I was hoping to hear how it went and now I know. Fantastic. Didn't hardly recognize ol' Bob without his coyote "costume and war paint."

Now, keep it up, boys!

Also, glad you could make the trip, Skip, and thanks for sharing the scenes for us.

Glad to have helped out and it sure looks like everyone took home some loot, and more importantly, a bit of wisdom from the experts and lifelong memories.


----------



## hassell (Feb 9, 2010)

Great as usual Skip, you and your buddies go above and beyond for the hunting youth in your area. Thanks for sharing.


----------



## glenway (Mar 27, 2011)

These guys are many hundred miles apart, but I guess calling it "your" area still makes sense. Another world U.P. there and as nice a folk as you can meet.

Way to keep the tradition relevant and alive!


----------



## prairiewolf (Feb 19, 2012)

Looks like a great time and always good to get the kids in the outdoors, Skip, should have gotten with me, I would have been glad to donate some calls. Dont forget for next year buddy.


----------



## hassell (Feb 9, 2010)

glenway said:


> These guys are many hundred miles apart, but I guess calling it "your" area still makes sense. Another world U.P. there and as nice a folk as you can meet.
> 
> Way to keep the tradition relevant and alive!

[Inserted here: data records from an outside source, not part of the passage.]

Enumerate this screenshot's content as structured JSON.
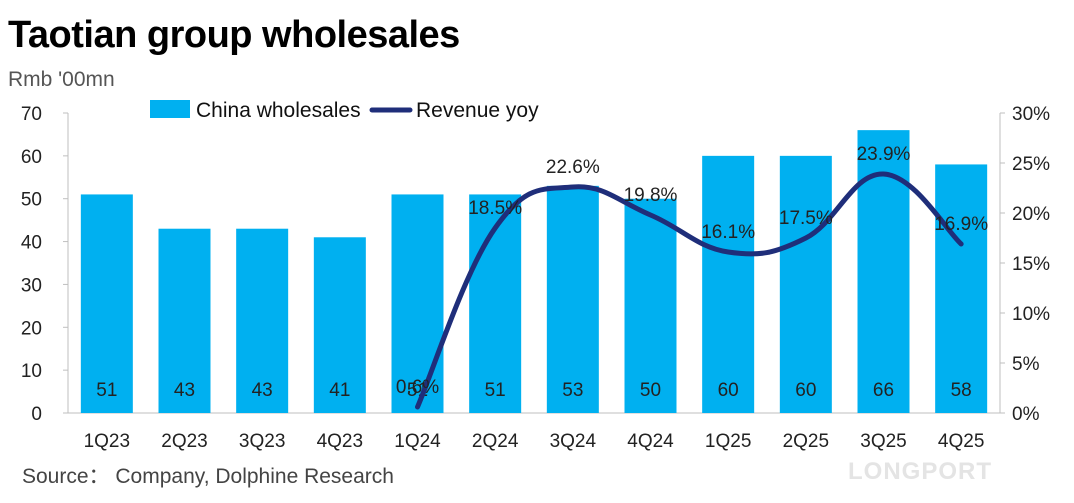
{
  "title": "Taotian group wholesales",
  "unit": "Rmb '00mn",
  "source": "Source： Company, Dolphine Research",
  "brand": "LONGPORT",
  "colors": {
    "bar": "#00b0f0",
    "line": "#1f2e7a",
    "axis": "#bfbfbf"
  },
  "chart_data": {
    "type": "bar",
    "categories": [
      "1Q23",
      "2Q23",
      "3Q23",
      "4Q23",
      "1Q24",
      "2Q24",
      "3Q24",
      "4Q24",
      "1Q25",
      "2Q25",
      "3Q25",
      "4Q25"
    ],
    "series": [
      {
        "name": "China wholesales",
        "type": "bar",
        "axis": "left",
        "values": [
          51,
          43,
          43,
          41,
          51,
          51,
          53,
          50,
          60,
          60,
          66,
          58
        ],
        "labels": [
          "51",
          "43",
          "43",
          "41",
          "51",
          "51",
          "53",
          "50",
          "60",
          "60",
          "66",
          "58"
        ]
      },
      {
        "name": "Revenue yoy",
        "type": "line",
        "axis": "right",
        "values": [
          null,
          null,
          null,
          null,
          0.6,
          18.5,
          22.6,
          19.8,
          16.1,
          17.5,
          23.9,
          16.9
        ],
        "labels": [
          "",
          "",
          "",
          "",
          "0.6%",
          "18.5%",
          "22.6%",
          "19.8%",
          "16.1%",
          "17.5%",
          "23.9%",
          "16.9%"
        ]
      }
    ],
    "ylim": [
      0,
      70
    ],
    "yticks": [
      "0",
      "10",
      "20",
      "30",
      "40",
      "50",
      "60",
      "70"
    ],
    "y2lim": [
      0,
      30
    ],
    "y2ticks": [
      "0%",
      "5%",
      "10%",
      "15%",
      "20%",
      "25%",
      "30%"
    ],
    "legend": {
      "placement": "top-left",
      "items": [
        "China wholesales",
        "Revenue yoy"
      ]
    },
    "grid": false
  }
}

 Ya I thought of that when I said your area but figured these dedicated people will travel any distance in order to put on a successful event.


----------



## SWAMPBUCK10PT (Apr 5, 2010)

*Only 360 mile round trip for me and* *100 driving around looking for coyotes out on the ice of Lake Huron **----some came as far as Lansing area---probable 400 one way for the Flatlanders* :biggrin: :biggrin: *-Bob Patrick --RareEarth set this all up---I'll let him know Ed Thanks . I Think Bob had a post on here about the Michigan youth hunt on here last fall-------have a Great Day GUYS------sb*


----------



## pokeyjeeper (Sep 5, 2013)

It was a great time good to see you and sharon there skip a big thank you to bob patrick and all the people that donated to this great event my great nephew got aton of great stuff and had a great timewe only made one set but it was on the big ice and the first time he had ever been out calling or on snowshoes little guy was in snow hip deep before I got them on him lol after that he wanted them snowshoes on got to love an 8 year old boy


----------



## jimmy shutt (Jun 2, 2013)

good stuff, looks like the kids were taken care big time!


----------



## dwtrees (Mar 5, 2012)

Looks and sounds like everyone had a great time. I see you gave away some very nice prizes also. Congratulations to all who help put the event on.


----------